1 Department of Surgery, Samsung Medical Center, Sungkyunkwan University School of Medicine, Seoul, Korea. 2 Address correspondence to: Jae-Won Joh, M.D., Ph.D., Department of Surgery, Samsung Medical Center, Sungkyunkwan University School of Medicine, 50 Irwon-dong, Gangnam-gu, Seoul 135-710, Korea.
Transplantation. 2014 Apr 27;97 Suppl 8:S36-43. doi: 10.1097/01.tp.0000446274.13310.b9.
Living donor liver transplantation (LDLT) has become an accepted therapeutic option for patients with end-stage liver disease.
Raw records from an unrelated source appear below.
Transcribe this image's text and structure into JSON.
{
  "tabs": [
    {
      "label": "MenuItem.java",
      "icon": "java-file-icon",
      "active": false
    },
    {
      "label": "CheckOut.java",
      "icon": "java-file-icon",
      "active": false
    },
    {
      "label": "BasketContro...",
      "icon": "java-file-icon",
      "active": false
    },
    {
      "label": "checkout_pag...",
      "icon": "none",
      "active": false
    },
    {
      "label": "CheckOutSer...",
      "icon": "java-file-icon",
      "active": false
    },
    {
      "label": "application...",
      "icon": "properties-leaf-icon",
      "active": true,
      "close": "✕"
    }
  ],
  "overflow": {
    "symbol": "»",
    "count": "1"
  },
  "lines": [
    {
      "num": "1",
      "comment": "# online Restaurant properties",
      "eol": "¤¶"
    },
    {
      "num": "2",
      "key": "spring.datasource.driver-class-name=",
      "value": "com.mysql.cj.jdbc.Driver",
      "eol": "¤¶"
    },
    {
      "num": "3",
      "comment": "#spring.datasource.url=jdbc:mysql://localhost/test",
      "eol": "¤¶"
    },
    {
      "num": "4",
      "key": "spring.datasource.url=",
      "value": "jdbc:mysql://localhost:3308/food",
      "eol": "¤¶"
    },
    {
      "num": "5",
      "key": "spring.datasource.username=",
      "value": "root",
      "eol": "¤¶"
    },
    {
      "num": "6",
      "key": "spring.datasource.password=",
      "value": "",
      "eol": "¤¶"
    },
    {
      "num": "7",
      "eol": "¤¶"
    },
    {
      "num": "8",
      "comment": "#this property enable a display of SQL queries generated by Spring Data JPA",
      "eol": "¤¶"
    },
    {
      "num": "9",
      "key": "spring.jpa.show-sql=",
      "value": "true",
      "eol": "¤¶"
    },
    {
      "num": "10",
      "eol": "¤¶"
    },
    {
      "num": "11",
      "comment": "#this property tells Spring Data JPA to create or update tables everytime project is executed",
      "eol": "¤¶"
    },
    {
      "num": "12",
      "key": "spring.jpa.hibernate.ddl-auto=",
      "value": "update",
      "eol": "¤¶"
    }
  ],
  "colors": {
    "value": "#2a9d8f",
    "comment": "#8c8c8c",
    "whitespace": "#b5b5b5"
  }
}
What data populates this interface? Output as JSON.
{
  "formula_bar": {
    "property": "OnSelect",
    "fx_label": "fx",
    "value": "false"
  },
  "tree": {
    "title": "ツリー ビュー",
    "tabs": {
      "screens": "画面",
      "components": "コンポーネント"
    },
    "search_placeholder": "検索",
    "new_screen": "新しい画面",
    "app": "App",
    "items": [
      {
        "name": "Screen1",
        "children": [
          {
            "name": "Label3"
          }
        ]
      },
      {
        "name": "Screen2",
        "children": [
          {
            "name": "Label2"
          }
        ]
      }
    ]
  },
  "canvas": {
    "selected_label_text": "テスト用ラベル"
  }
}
However, biliary complications remain the major causes of morbidity and mortality for LDLT recipients. Although there are currently no reports of a clear therapeutic algorithm, many approaches have been developed to treat biliary complications, including surgical, endoscopic, and percutaneous transhepatic techniques. Endoscopic treatment is currently the preferred initial treatment for patients that have previously undergone duct-to-duct biliary reconstruction. This article discusses aspects of endoscopic management of biliary complications that occur in adult LDLT.
活体肝移植(LDLT)已成为终末期肝病患者可接受的治疗选择。然而,胆道并发症仍然是 LDLT 受者发病率和死亡率的主要原因。尽管目前尚无明确的治疗方案报告,但已经开发了许多方法来治疗胆道并发症,包括手术、内镜和经皮经肝技术。对于先前进行过胆管对胆管重建的患者,内镜治疗目前是首选的初始治疗方法。本文讨论了成人 LDLT 中发生的胆道并发症的内镜处理的各个方面。